Everyone wants a degree of certainty in their daily life.  To achieve certainty, effective communications must eliminate ambiguity, doubt and uncertainty.  In a boss/subordinate situation, the boss needs to be clear and consistent.  When a boss isn’t, the subordinate experiences increased stress and job dissatisfaction.  When the subordinate doesn’t ask questions to seek clarity, doesn’t provide feedback, or when the plan changes without discussion, the outcome is always conflict.

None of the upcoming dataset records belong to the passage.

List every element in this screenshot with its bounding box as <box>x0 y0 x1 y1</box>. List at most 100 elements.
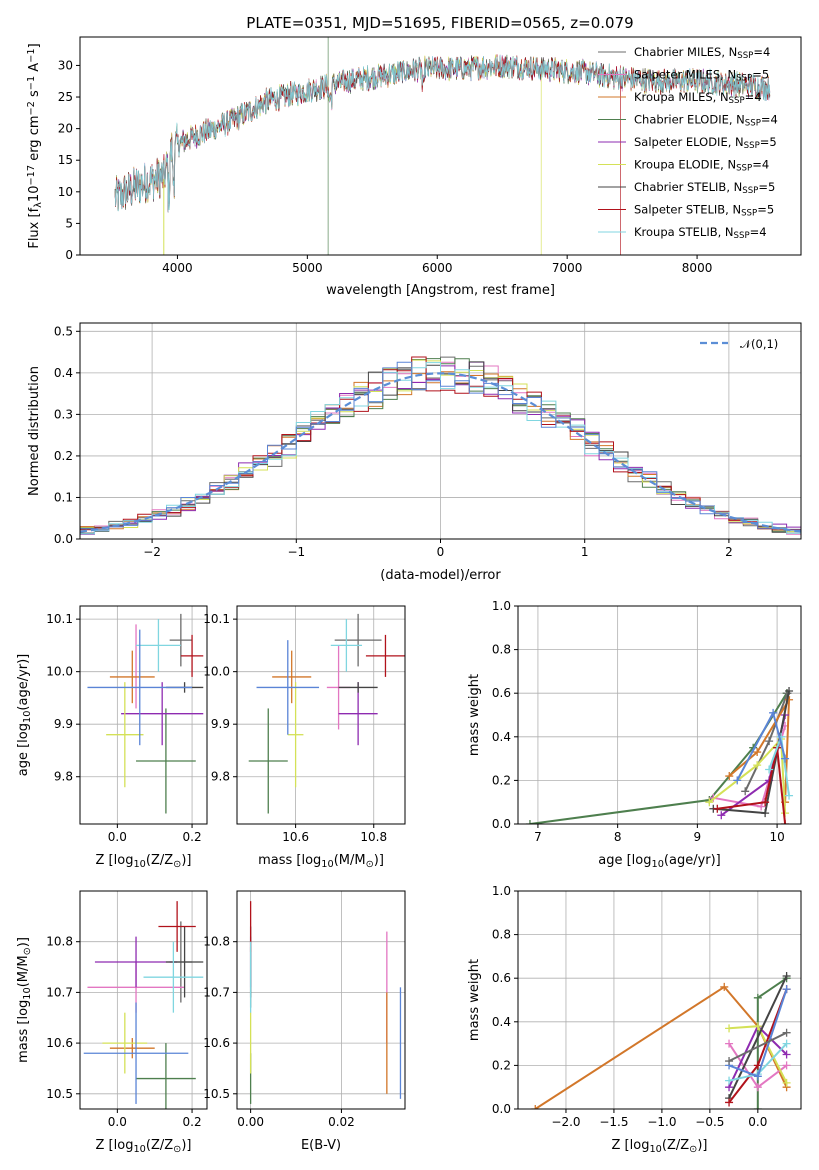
age_vs_Z-xtick-label: 0.2 <box>183 830 202 844</box>
residuals-xtick-label: 0 <box>437 545 445 559</box>
residuals-xtick-label: 1 <box>581 545 589 559</box>
mass-weight-line <box>728 695 791 803</box>
mass-weight-line <box>728 1031 788 1062</box>
mass_vs_Z-frame <box>79 890 208 1110</box>
mass_vs_Z-plot-area <box>83 901 204 1109</box>
age_vs_mass-xtick-label: 10.6 <box>282 830 309 844</box>
mass_vs_ebv-xlabel: E(B-V) <box>301 1138 341 1153</box>
residuals-plot-area <box>80 356 801 536</box>
mass_vs_Z-ytick-label: 10.8 <box>46 935 73 949</box>
age_vs_Z-xlabel: Z [log10(Z/Z⊙)] <box>96 853 192 870</box>
mw_vs_age-ylabel: mass weight <box>467 674 482 756</box>
spectrum-series-line <box>114 54 771 255</box>
residuals-xlabel: (data-model)/error <box>380 568 501 583</box>
mass-weight-marker <box>761 809 770 818</box>
mass-weight-marker <box>725 1024 734 1033</box>
spectrum-xtick-label: 8000 <box>682 261 713 275</box>
mw_vs_age-xtick-label: 7 <box>534 830 542 844</box>
spectrum-series-line <box>114 54 771 212</box>
mw_vs_Z-plot-area <box>531 972 791 1109</box>
mass_vs_ebv-ytick-label: 10.6 <box>203 1036 230 1050</box>
mass-weight-marker <box>713 804 722 813</box>
mass_vs_ebv-xtick-label: 0.00 <box>237 1115 264 1129</box>
mass-weight-marker <box>725 772 734 781</box>
mw_vs_Z-ytick-label: 0.2 <box>492 1058 511 1072</box>
mass_vs_ebv-plot-area <box>249 901 402 1104</box>
residuals-ytick-label: 0.5 <box>54 324 73 338</box>
mass_vs_ebv-xtick-label: 0.02 <box>328 1115 355 1129</box>
mw_vs_Z-ylabel: mass weight <box>467 959 482 1041</box>
mass-weight-marker <box>705 798 714 807</box>
spectrum-ylabel: Flux [fλ10−17 erg cm−2 s−1 A−1] <box>26 43 44 248</box>
mass_vs_Z-ytick-label: 10.6 <box>46 1036 73 1050</box>
mass-weight-marker <box>765 737 774 746</box>
residuals-xtick-label: −1 <box>287 545 305 559</box>
legend-entry-label: Chabrier ELODIE, NSSP=4 <box>634 113 778 129</box>
mass-weight-marker <box>753 1105 762 1109</box>
mass-weight-marker <box>725 1039 734 1048</box>
mass-weight-marker <box>753 993 762 1002</box>
mw_vs_Z-xtick-label: −2.0 <box>551 1115 580 1129</box>
mass-weight-marker <box>769 708 778 717</box>
mw_vs_age-xtick-label: 8 <box>614 830 622 844</box>
mw_vs_Z-ytick-label: 1.0 <box>492 884 511 898</box>
spectrum-ytick-label: 10 <box>58 185 73 199</box>
residuals-ytick-label: 0.1 <box>54 490 73 504</box>
residuals-xtick-label: 2 <box>725 545 733 559</box>
mass-weight-marker <box>753 1083 762 1092</box>
mass-weight-marker <box>761 798 770 807</box>
mass_vs_ebv-frame <box>236 890 406 1110</box>
mass_vs_ebv-axes: 0.00 0.02 10.5 10.6 10.7 10.8 <box>203 891 405 1129</box>
gaussian-curve <box>80 372 801 533</box>
mass-weight-marker <box>725 1076 734 1085</box>
residuals-xtick-label: −2 <box>143 545 161 559</box>
residual-histogram-step <box>80 361 801 536</box>
mass_vs_Z-ytick-label: 10.5 <box>46 1087 73 1101</box>
mw_vs_age-ytick-label: 1.0 <box>492 599 511 613</box>
residuals-ytick-label: 0.3 <box>54 407 73 421</box>
age_vs_Z-frame <box>79 605 208 825</box>
spectrum-xtick-label: 7000 <box>552 261 583 275</box>
mw_vs_Z-xtick-label: 0.0 <box>748 1115 767 1129</box>
residuals-ylabel: Normed distribution <box>27 366 42 496</box>
legend-entry-label: Chabrier MILES, NSSP=4 <box>634 45 770 61</box>
mass-weight-marker <box>782 972 791 981</box>
mass-weight-marker <box>782 1078 791 1087</box>
mass_vs_Z-xtick-label: 0.2 <box>183 1115 202 1129</box>
mw_vs_Z-ytick-label: 0.8 <box>492 928 511 942</box>
mass_vs_ebv-ytick-label: 10.8 <box>203 935 230 949</box>
age_vs_mass-ytick-label: 9.8 <box>211 770 230 784</box>
mw_vs_age-ytick-label: 0.6 <box>492 686 511 700</box>
mw_vs_Z-ytick-label: 0.0 <box>492 1102 511 1116</box>
age_vs_mass-xlabel: mass [log10(M/M⊙)] <box>258 853 384 870</box>
mw_vs_Z-frame <box>517 890 802 1110</box>
chart-title: PLATE=0351, MJD=51695, FIBERID=0565, z=0… <box>246 14 633 32</box>
residuals-ytick-label: 0.0 <box>54 532 73 546</box>
mass-weight-marker <box>525 820 534 824</box>
mass-weight-marker <box>753 748 762 757</box>
spectrum-xtick-label: 4000 <box>162 261 193 275</box>
mass-weight-line <box>534 985 788 1109</box>
legend-entry-label: Salpeter MILES, NSSP=5 <box>634 68 769 84</box>
mass-weight-marker <box>717 811 726 820</box>
mass_vs_ebv-ytick-label: 10.5 <box>203 1087 230 1101</box>
spectrum-ytick-label: 30 <box>58 58 73 72</box>
mw_vs_Z-ytick-label: 0.4 <box>492 1015 511 1029</box>
age_vs_Z-ylabel: age [log10(age/yr)] <box>16 654 33 777</box>
spectrum-ytick-label: 15 <box>58 153 73 167</box>
spectrum-ytick-label: 5 <box>65 216 73 230</box>
mass-weight-marker <box>741 787 750 796</box>
mass_vs_Z-ytick-label: 10.7 <box>46 985 73 999</box>
residuals-ytick-label: 0.4 <box>54 366 73 380</box>
age_vs_mass-frame <box>236 605 406 825</box>
mass-weight-marker <box>765 765 774 774</box>
spectrum-ytick-label: 20 <box>58 122 73 136</box>
mass-weight-marker <box>733 776 742 785</box>
spectrum-axes: 4000 5000 6000 7000 8000 0 5 10 15 20 25 30 <box>58 58 713 275</box>
mass-weight-marker <box>531 1105 540 1109</box>
mw_vs_Z-xtick-label: −0.5 <box>695 1115 724 1129</box>
legend-entry-label: Salpeter STELIB, NSSP=5 <box>634 203 774 219</box>
mw_vs_age-ytick-label: 0.8 <box>492 643 511 657</box>
age_vs_Z-axes: 0.0 0.2 9.8 9.9 10.0 10.1 <box>46 606 207 844</box>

The solution:  You must manage expectations, whether you’re the boss, subordinate, consumer or spouse.  How do you do that?  Here are a few thoughts:

  • Figure out what your longer-term goal is with the interaction. Sometimes the situation will dictate your approach. For instance, time may be a critical factor depending upon compressed or extended time needed to achieve the goal.
  • The skill, experience, knowledge or abilities of those needed to carry out the task. You and your boss may agree on expectations, but if you have a weak team or lack dependable information or support from others, you won’t be able to meet your goal.
  • Assume that all elements will not work as planned. Impediments to success will always be a factor. Build in as many contingencies as possible. Be flexible, creative and adaptable with solutions when an issue gets in the way.
  • Build in check-points or benchmarks to make sure you’re on track. Modify the plan when needed, but engage the key players in the changes.


Expectations, when effectively managed can enhance your results.  When expectations are not mutually aligned, disaster may follow.